C'était la raison d'être de la réforme: le nombre de gardes à vue (GAV) a diminué depuis sa mise en œuvre. Le comité de suivi a comparé la période du 1er juin au 30 novembre 2011 avec celle de 2010. «La baisse est de 22,6%, annonce Philippe Gosselin, député UMP de la Manche, membre du comité. C'est logique. Désormais, seuls sont placés en GAV les suspects de faits passibles d'au moins un an de prison.» La chute concerne tous les secteurs: les GAV pour des «atteintes aux biens» ont chuté de 28,10% et celles pour «atteintes à l'intégrité physique» de 31,7%. «Quant aux délits routiers, on dénombre 50,3% de GAV en moins, poursuit Philippe Gosselin. Au total,cela représente environ 150.000 GAV en moins entre 2010 et 2011.»

Les avocats de plus en plus présents

«Globalement, cela se passe plutôt bien, affirme le député UMP. Même s'il y a quelques incidents entre des enquêteurs et des avocats.» La réforme permet aux personnes mises en cause de solliciter la présence d'un avocat. En zone police, elles le font dans 38% des cas.
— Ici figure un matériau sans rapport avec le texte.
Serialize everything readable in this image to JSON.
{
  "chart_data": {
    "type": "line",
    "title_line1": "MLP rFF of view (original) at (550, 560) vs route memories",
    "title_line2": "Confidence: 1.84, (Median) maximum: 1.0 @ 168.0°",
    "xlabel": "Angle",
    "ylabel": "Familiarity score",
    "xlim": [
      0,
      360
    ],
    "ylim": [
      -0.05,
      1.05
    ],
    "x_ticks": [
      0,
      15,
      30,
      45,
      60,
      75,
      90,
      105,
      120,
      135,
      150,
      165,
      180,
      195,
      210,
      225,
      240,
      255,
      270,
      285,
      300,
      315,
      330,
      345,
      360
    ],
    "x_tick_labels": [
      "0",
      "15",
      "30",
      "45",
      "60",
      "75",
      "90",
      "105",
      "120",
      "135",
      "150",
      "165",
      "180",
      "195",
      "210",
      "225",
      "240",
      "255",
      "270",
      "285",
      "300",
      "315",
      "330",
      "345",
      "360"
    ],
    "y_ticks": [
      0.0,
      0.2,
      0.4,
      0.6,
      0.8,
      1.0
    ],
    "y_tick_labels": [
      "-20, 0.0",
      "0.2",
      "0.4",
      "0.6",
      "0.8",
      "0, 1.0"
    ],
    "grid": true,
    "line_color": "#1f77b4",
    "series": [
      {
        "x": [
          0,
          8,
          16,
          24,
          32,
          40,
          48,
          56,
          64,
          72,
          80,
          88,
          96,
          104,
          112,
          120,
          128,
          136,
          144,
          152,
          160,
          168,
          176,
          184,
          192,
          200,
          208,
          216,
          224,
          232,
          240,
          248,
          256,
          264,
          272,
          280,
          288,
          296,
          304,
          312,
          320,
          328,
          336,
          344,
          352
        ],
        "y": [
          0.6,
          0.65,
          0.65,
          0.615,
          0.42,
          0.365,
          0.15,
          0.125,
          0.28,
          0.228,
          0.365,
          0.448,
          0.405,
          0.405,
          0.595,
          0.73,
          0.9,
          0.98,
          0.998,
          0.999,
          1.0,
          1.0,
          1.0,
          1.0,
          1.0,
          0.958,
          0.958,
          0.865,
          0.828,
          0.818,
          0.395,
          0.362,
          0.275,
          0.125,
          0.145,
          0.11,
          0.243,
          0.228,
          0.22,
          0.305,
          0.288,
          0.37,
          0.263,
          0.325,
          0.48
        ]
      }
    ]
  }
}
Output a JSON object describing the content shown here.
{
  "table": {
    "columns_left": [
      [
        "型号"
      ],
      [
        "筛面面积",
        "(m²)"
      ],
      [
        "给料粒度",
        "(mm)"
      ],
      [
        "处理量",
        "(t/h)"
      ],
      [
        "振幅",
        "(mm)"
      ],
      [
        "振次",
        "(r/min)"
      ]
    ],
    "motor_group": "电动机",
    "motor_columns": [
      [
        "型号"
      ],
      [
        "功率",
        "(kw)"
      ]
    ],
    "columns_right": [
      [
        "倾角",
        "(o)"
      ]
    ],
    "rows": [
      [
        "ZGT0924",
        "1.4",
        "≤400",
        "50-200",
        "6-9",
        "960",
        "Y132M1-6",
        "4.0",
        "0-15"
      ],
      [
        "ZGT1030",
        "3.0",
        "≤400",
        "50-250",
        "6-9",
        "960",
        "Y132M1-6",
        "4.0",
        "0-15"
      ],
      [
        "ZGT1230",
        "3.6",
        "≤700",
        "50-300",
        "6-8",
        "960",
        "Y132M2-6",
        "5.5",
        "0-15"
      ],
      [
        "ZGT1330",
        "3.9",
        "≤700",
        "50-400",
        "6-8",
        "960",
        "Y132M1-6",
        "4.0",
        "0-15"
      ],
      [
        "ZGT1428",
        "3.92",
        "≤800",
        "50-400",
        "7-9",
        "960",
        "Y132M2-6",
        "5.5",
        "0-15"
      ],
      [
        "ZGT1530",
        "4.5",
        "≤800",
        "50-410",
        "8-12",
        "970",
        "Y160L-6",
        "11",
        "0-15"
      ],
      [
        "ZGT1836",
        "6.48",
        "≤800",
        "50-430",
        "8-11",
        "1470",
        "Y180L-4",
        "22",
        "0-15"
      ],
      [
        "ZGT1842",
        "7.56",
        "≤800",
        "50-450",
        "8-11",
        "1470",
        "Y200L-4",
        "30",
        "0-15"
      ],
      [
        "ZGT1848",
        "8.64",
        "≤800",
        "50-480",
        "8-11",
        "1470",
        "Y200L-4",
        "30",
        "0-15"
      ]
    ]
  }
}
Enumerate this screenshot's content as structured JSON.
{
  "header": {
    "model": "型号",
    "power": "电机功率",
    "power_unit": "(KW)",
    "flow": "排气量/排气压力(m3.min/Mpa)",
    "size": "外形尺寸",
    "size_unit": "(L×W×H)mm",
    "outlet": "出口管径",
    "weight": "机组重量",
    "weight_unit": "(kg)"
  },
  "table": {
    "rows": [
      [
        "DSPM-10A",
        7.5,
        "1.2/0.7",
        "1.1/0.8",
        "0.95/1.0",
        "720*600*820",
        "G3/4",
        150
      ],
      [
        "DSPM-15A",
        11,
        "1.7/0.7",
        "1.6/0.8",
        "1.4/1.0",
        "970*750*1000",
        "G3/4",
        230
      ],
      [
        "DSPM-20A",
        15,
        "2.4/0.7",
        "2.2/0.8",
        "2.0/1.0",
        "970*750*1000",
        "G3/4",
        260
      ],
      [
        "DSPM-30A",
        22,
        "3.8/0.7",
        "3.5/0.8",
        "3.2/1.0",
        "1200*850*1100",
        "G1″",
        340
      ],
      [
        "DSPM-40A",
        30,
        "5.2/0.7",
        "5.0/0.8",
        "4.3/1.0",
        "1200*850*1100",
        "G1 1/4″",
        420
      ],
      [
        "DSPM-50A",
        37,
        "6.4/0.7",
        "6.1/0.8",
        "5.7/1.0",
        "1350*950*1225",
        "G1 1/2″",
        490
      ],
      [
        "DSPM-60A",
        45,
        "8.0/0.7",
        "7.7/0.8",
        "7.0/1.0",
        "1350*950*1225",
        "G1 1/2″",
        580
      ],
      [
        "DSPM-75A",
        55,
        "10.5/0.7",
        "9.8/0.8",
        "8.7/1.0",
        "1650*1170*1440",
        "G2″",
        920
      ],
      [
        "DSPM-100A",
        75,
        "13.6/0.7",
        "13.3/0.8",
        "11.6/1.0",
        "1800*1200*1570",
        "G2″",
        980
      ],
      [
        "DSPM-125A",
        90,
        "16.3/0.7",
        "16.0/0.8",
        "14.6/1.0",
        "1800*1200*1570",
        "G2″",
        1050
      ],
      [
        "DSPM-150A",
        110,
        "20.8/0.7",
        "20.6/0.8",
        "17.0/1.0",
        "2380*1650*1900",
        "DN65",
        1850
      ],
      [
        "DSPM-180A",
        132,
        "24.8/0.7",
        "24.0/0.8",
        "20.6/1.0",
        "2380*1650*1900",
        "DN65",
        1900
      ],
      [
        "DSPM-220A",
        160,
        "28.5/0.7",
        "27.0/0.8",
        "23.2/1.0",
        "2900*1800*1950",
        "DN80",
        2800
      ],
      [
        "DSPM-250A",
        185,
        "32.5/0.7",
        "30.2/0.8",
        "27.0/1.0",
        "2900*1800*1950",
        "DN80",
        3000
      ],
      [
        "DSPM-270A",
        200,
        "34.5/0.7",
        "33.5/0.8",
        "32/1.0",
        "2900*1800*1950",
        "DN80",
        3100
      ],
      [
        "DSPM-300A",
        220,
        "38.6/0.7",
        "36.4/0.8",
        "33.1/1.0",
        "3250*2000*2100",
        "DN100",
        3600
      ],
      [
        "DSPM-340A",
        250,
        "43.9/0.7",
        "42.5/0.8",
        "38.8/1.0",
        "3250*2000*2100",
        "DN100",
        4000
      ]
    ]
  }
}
En zone gendarmerie, dans 31,4%. Sollicitées, les robes noires se déplacent pour assurer l'entretien dans 85% des gardes à vue. A noter que le problème est plus grave dans les départements d'outre-mer où les avocats ne se déplacent que dans 45% des cas.

Le taux d'élucidation baisse aussi

Point noir de la réforme, le taux d'élucidation des affaires est en baisse. Les enquêteurs mettent en cause la paperasse à remplir qui les empêche de sortir sur le terrain autant qu'ils le souhaiteraient. «On a compté que les policiers devaient rédiger en moyenne dix procès-verbaux supplémentaires par affaire», lâche Philippe Gosselin. Résultat: le taux d'élucidation des affaires de cambriolage a diminué de 2,05% entre 2009 et 2010. Celui des affaires de viols de 2,39%. «C'est un élément sur lequel nous devons rester vigilants, conclut le député. La baisse n'est pas énorme. Mais il faut veiller à ce qu'elle ne s'amplifie pas.»

La loi devrait être amendée prochainement

«Nous prévoyons quelques modifications législatives, mais ce ne sera pas pour tout de suite, prévient Philippe Gosselin. D'ici là, on envisage de rédiger plusieurs circulaires pour préciser les choses.» Ces circulaires devraient permettre d'alléger la procédure à laquelle sont désormais soumis les enquêteurs de police. A plus long terme, la loi devrait aussi être amendée. Premier objectif: préciser l'application de la réforme pour les départements d'outre-mer. La loi devrait aussi s'attarder sur la question des fouilles. «Les remontées de terrain indiquent qu'il y a encore des interrogations.» Exemple: la loi ne prévoit rien pour les suspects qui portent des lunettes. Doit-on les faire enlever ou leur laisser?